This is our belief that this world is transitory and we should strive for the life in the Hereafter. If this is so, then, what is the need to engage in worldly affairs like research works in different disciplines of medicine, engineering, space etc. Any how, one is destined to die one day then what is the use of all such activities?
Man’s involvement in worldly activities is not based upon any religious directive, but is, in fact, related to his inherent nature, abilities and desires.
There could be various reasons for one to relish activities that may not be beneficial for his self in one’s own life span. However, I would allude to some of the more significant ones:
Man has inherited his urge to make his life in this world more and more suitable and comfortable. He tries to enrich the available facilities and enhance the sources for the future generations. This is because of a strong social memory which he possesses. He does not engender offspring and forget them, like most animals do, after sometime rather he remains emotionally attached to them throughout his life. This is one of the most striking differences between humans and animals. Unlike other animals, man craves for close relationship with his relations and does not remove them from his memory even after a long time. This strong social memory keeps him emotionally attached to others and brings him upon doing his best to benefit not only his immediate, but also his future generations. This urge of man does not whither even in the absence of relations. Thus, man works for the betterment of his future generations and strives to bring comfort to the lives of his descendents even without coming into acquaintance with them. Had this realization not been there we would have been living the life of the first generation on earth. Like animals, man would then strive only for his own needs and no progress would have been possible in any of the spheres of human activity.
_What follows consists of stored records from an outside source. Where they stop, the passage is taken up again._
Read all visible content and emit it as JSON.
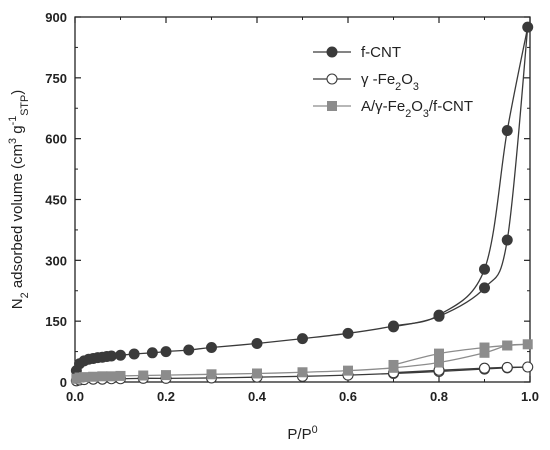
{
  "chart_data": {
    "type": "scatter",
    "title": "",
    "xlabel": {
      "main": "P/P",
      "sup": "0"
    },
    "ylabel": {
      "parts": [
        {
          "t": "N",
          "s": "base"
        },
        {
          "t": "2",
          "s": "sub"
        },
        {
          "t": " adsorbed volume (cm",
          "s": "base"
        },
        {
          "t": "3",
          "s": "sup"
        },
        {
          "t": " g",
          "s": "base"
        },
        {
          "t": "-1",
          "s": "sup"
        },
        {
          "t": "STP",
          "s": "sub"
        },
        {
          "t": ")",
          "s": "base"
        }
      ]
    },
    "xlim": [
      0.0,
      1.0
    ],
    "ylim": [
      0,
      900
    ],
    "xticks": [
      "0.0",
      "0.2",
      "0.4",
      "0.6",
      "0.8",
      "1.0"
    ],
    "yticks": [
      "0",
      "150",
      "300",
      "450",
      "600",
      "750",
      "900"
    ],
    "grid": false,
    "legend_position": "top-right",
    "series": [
      {
        "name": "f-CNT",
        "legend_parts": [
          {
            "t": "f-CNT",
            "s": "base"
          }
        ],
        "color": "#3a3a3a",
        "marker": "circle-filled",
        "adsorption": [
          [
            0.003,
            28
          ],
          [
            0.01,
            45
          ],
          [
            0.02,
            52
          ],
          [
            0.03,
            56
          ],
          [
            0.04,
            58
          ],
          [
            0.05,
            60
          ],
          [
            0.06,
            61
          ],
          [
            0.07,
            63
          ],
          [
            0.08,
            64
          ],
          [
            0.1,
            66
          ],
          [
            0.13,
            69
          ],
          [
            0.17,
            72
          ],
          [
            0.2,
            75
          ],
          [
            0.25,
            79
          ],
          [
            0.3,
            85
          ],
          [
            0.4,
            95
          ],
          [
            0.5,
            107
          ],
          [
            0.6,
            120
          ],
          [
            0.7,
            138
          ],
          [
            0.8,
            165
          ],
          [
            0.9,
            278
          ],
          [
            0.95,
            620
          ],
          [
            0.995,
            875
          ]
        ],
        "desorption": [
          [
            0.995,
            875
          ],
          [
            0.95,
            350
          ],
          [
            0.9,
            232
          ],
          [
            0.8,
            162
          ],
          [
            0.7,
            136
          ]
        ]
      },
      {
        "name": "γ-Fe2O3",
        "legend_parts": [
          {
            "t": "γ -Fe",
            "s": "base"
          },
          {
            "t": "2",
            "s": "sub"
          },
          {
            "t": "O",
            "s": "base"
          },
          {
            "t": "3",
            "s": "sub"
          }
        ],
        "color": "#3a3a3a",
        "marker": "circle-open",
        "adsorption": [
          [
            0.003,
            3
          ],
          [
            0.01,
            5
          ],
          [
            0.02,
            6
          ],
          [
            0.04,
            7
          ],
          [
            0.06,
            7
          ],
          [
            0.08,
            8
          ],
          [
            0.1,
            8
          ],
          [
            0.15,
            9
          ],
          [
            0.2,
            9
          ],
          [
            0.3,
            10
          ],
          [
            0.4,
            12
          ],
          [
            0.5,
            14
          ],
          [
            0.6,
            17
          ],
          [
            0.7,
            21
          ],
          [
            0.8,
            26
          ],
          [
            0.9,
            32
          ],
          [
            0.95,
            35
          ],
          [
            0.995,
            37
          ]
        ],
        "desorption": [
          [
            0.995,
            37
          ],
          [
            0.95,
            36
          ],
          [
            0.9,
            34
          ],
          [
            0.8,
            29
          ],
          [
            0.7,
            23
          ]
        ]
      },
      {
        "name": "A/γ-Fe2O3/f-CNT",
        "legend_parts": [
          {
            "t": "A/γ-Fe",
            "s": "base"
          },
          {
            "t": "2",
            "s": "sub"
          },
          {
            "t": "O",
            "s": "base"
          },
          {
            "t": "3",
            "s": "sub"
          },
          {
            "t": "/f-CNT",
            "s": "base"
          }
        ],
        "color": "#8c8c8c",
        "marker": "square-filled",
        "adsorption": [
          [
            0.003,
            8
          ],
          [
            0.01,
            11
          ],
          [
            0.02,
            12
          ],
          [
            0.04,
            13
          ],
          [
            0.06,
            14
          ],
          [
            0.08,
            14
          ],
          [
            0.1,
            15
          ],
          [
            0.15,
            16
          ],
          [
            0.2,
            17
          ],
          [
            0.3,
            19
          ],
          [
            0.4,
            21
          ],
          [
            0.5,
            24
          ],
          [
            0.6,
            28
          ],
          [
            0.7,
            35
          ],
          [
            0.8,
            48
          ],
          [
            0.9,
            72
          ],
          [
            0.95,
            90
          ],
          [
            0.995,
            93
          ]
        ],
        "desorption": [
          [
            0.995,
            93
          ],
          [
            0.95,
            90
          ],
          [
            0.9,
            85
          ],
          [
            0.8,
            70
          ],
          [
            0.7,
            42
          ]
        ]
      }
    ]
  }
}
Man knows that he cannot achieve all the facilities he enjoys in this world, by himself alone. He is alive to the fact that all the advancement he enjoys has in fact been passed on to him by his ancestors. This sense makes him think that he should also play his part in this struggle.
Another inherent urge in man is that he desires to transform this world into a cherished place – Jannah – for which he has a strong desire implanted strongly within his nature. To achieve this ideal he works and adds to the collective knowledge of the human beings in this world and, thus, the inheritance accumulates. In this manner, fulfilling his own urge to realize his dreams for an eternal and ideal life, he benefits the coming generations.